Nasce da un’idea di Tecà. Se ci fai caso i commensali, in ogni strofa, hanno un approccio diverso. Nella prima mangiano in maniera consona rispetto al loro rango sociale, mentre se guardi l’ultima strofa mangiano come fossero impazziti. La tavola imbandita rappresenta la vita e questo rappresenta anche il volersi cibare compulsivamente anche se magari le cose che stai mangiando ti potrebbero portare alla follia. O anche il fatto che ogni giorno può essere l’ultimo giorno, che è anche il significato della canzone di Piero Ciampi, cioè che la vita ti porta anche a cose brutte ma nonostante questo va celebrata e va apprezzata. Poi tutti hanno fatto delle strofe veramente belle, e in italiano, poiché in questo caso il messaggio doveva arrivare diretto e chiaro.
Partendo dall’esempio di “Vino”, in cui usi una canzone di Piero Ciampi, quanto è importante per un artista, prendere spunto ed ispirazioni da altri generi?
Nel caso specifico è stato fondamentale attingere poiché la citazione andava a sottolineare il senso e ci aiutava a farlo capire.
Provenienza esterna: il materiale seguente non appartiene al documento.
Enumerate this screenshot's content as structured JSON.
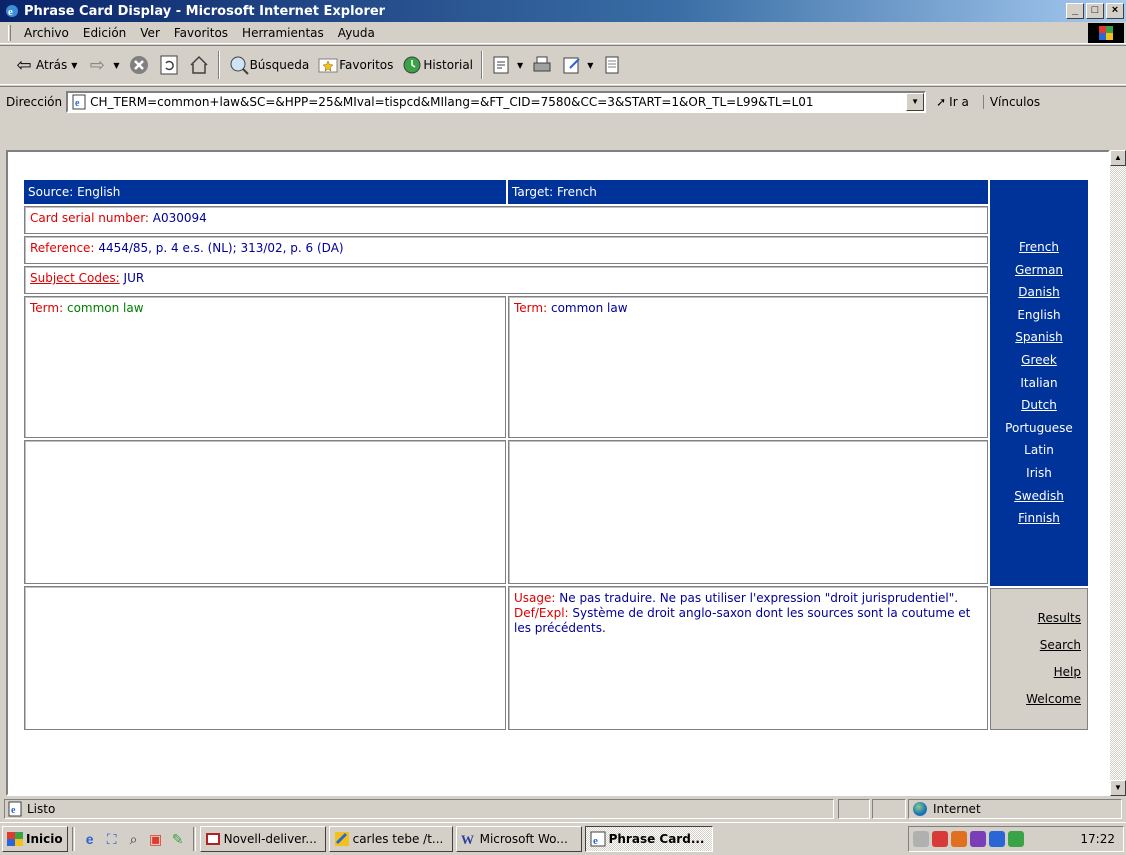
{
  "window": {
    "title": "Phrase Card Display - Microsoft Internet Explorer",
    "controls": [
      "_",
      "□",
      "×"
    ]
  },
  "menubar": [
    "Archivo",
    "Edición",
    "Ver",
    "Favoritos",
    "Herramientas",
    "Ayuda"
  ],
  "toolbar": {
    "back": "Atrás",
    "search": "Búsqueda",
    "favorites": "Favoritos",
    "history": "Historial"
  },
  "address": {
    "label": "Dirección",
    "url": "CH_TERM=common+law&SC=&HPP=25&MIval=tispcd&MIlang=&FT_CID=7580&CC=3&START=1&OR_TL=L99&TL=L01",
    "go": "Ir a",
    "links": "Vínculos"
  },
  "card": {
    "source": "Source: English",
    "target": "Target: French",
    "serial_label": "Card serial number:",
    "serial_value": "A030094",
    "ref_label": "Reference:",
    "ref_value": "4454/85, p. 4 e.s. (NL); 313/02, p. 6 (DA)",
    "subject_label": "Subject Codes:",
    "subject_value": "JUR",
    "term_label": "Term:",
    "source_term": "common law",
    "target_term": "common law",
    "usage_label": "Usage:",
    "usage_value": "Ne pas traduire. Ne pas utiliser l'expression \"droit jurisprudentiel\".",
    "def_label": "Def/Expl:",
    "def_value": "Système de droit anglo-saxon dont les sources sont la coutume et les précédents."
  },
  "languages": [
    {
      "name": "French",
      "link": true
    },
    {
      "name": "German",
      "link": true
    },
    {
      "name": "Danish",
      "link": true
    },
    {
      "name": "English",
      "link": false
    },
    {
      "name": "Spanish",
      "link": true
    },
    {
      "name": "Greek",
      "link": true
    },
    {
      "name": "Italian",
      "link": false
    },
    {
      "name": "Dutch",
      "link": true
    },
    {
      "name": "Portuguese",
      "link": false
    },
    {
      "name": "Latin",
      "link": false
    },
    {
      "name": "Irish",
      "link": false
    },
    {
      "name": "Swedish",
      "link": true
    },
    {
      "name": "Finnish",
      "link": true
    }
  ],
  "nav": [
    "Results",
    "Search",
    "Help",
    "Welcome"
  ],
  "status": {
    "text": "Listo",
    "zone": "Internet"
  },
  "taskbar": {
    "start": "Inicio",
    "tasks": [
      "Novell-deliver...",
      "carles tebe /t...",
      "Microsoft Wo...",
      "Phrase Card..."
    ],
    "clock": "17:22"
  },
  "colors": {
    "panel_blue": "#003399",
    "label_red": "#e00000",
    "value_blue": "#000099",
    "value_green": "#008000"
  }
}
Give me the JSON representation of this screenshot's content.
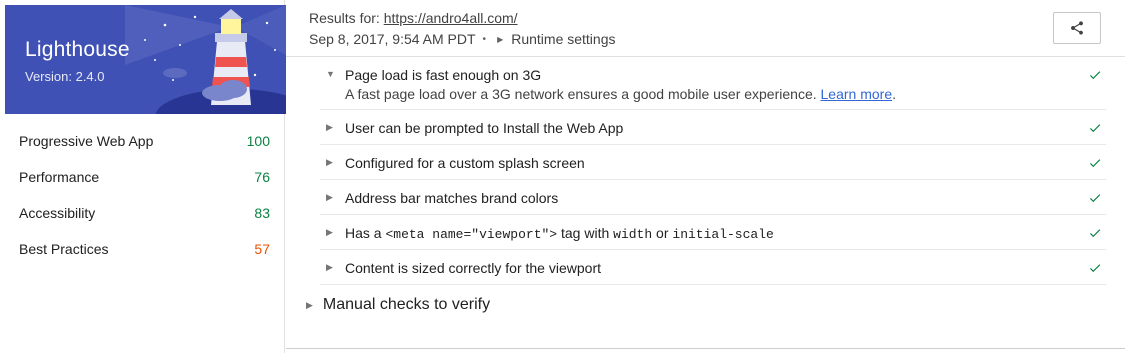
{
  "brand": {
    "title": "Lighthouse",
    "version": "Version: 2.4.0",
    "banner_color": "#3f51b5"
  },
  "categories": [
    {
      "label": "Progressive Web App",
      "score": "100",
      "color": "#0b8043"
    },
    {
      "label": "Performance",
      "score": "76",
      "color": "#0b8043"
    },
    {
      "label": "Accessibility",
      "score": "83",
      "color": "#0b8043"
    },
    {
      "label": "Best Practices",
      "score": "57",
      "color": "#e65100"
    }
  ],
  "header": {
    "results_prefix": "Results for:",
    "url": "https://andro4all.com/",
    "timestamp": "Sep 8, 2017, 9:54 AM PDT",
    "runtime_label": "Runtime settings",
    "share_icon": "share-icon"
  },
  "audits": {
    "expanded": {
      "title": "Page load is fast enough on 3G",
      "description": "A fast page load over a 3G network ensures a good mobile user experience.",
      "learn_more": "Learn more",
      "period": "."
    },
    "install": "User can be prompted to Install the Web App",
    "splash": "Configured for a custom splash screen",
    "brand_colors": "Address bar matches brand colors",
    "viewport": {
      "has_a": "Has a",
      "meta_tag": "<meta name=\"viewport\">",
      "tag_with": "tag with",
      "width": "width",
      "or": "or",
      "initial_scale": "initial-scale"
    },
    "content_sized": "Content is sized correctly for the viewport",
    "pass_color": "#0b8043"
  },
  "manual": {
    "label": "Manual checks to verify"
  }
}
Però, tendenzialmente, mi piace tantissimo attingere da altri generi soprattutto nel rap. Io ascolto tutto fuorché rap. Ne ascolto pochissimo e a dire la verità ultimamente per niente. Sostanzialmente una volta trovata la tua attitudine ed il tuo gusto, è meglio non farsi influenzare troppo dalle tendenze. Non faccio musica per identificarmi in un determinato periodo musicale, ma tutt’altro, la faccio per una mia esigenza personale. Non esiste che quest’anno va la 808, per me la 808 va dal 1983, da quando l’hanno inventata.
Camilleri diceva “Non si può essere contemporanei per sempre”, ci sarà un punto in cui tu rappresenti un periodo ed un punto in cui rappresenti sempre quel periodo ma all’interno di un altro.
Comunque, tornando ai miei ascolti, posso dirti che ascolto metal, jazz, funk ed anche musica elettronica. Posso prendere spunto ma non mi faccio influenzare troppo. Musicalmente spazio tantissimo, ascolto veramente qualsiasi genere, che sia latin, reggae, rock, country, qualsiasi genere ti venga in mente, anche canzoni folkloristiche giapponesi o marce funebri pugliesi. Se mi trasmette qualcosa e mi da un ricordo va bene.
Tu dai anche molta importanza all’interludio o skit in un disco…
Eh si, soprattutto quando hai dischi così corti, ogni traccia ha il suo significato e la sua importanza. Essendo tre tracce molto dure, sempre in crescendo, ho pensato che dopo le prime tre tracce avremmo dovuto decomprimere per poi mettere la versione di Ice One. Mi era particolarmente piaciuto quel sample giapponese e l’ho inserito con un Breakbeat.
Gli altri featuring sul disco sono No Fang, Zazza e Nicaleo. Cosa puoi dirci su di loro?
Sono ragazzi che ho conosciuto ad un live dove ero andato con Don Diego e Kiave, ed avevo collaborato con loro facendo il mastering di un disco. Mi è piaciuta l’idea di metterli all’interno del lavoro, rappresentando anche la parte più alta della Puglia, e parlando anche di un tema molto importante di questo periodo storico, in cui il governo ci spingeva ad autodenunciarci gli uni con gli altri.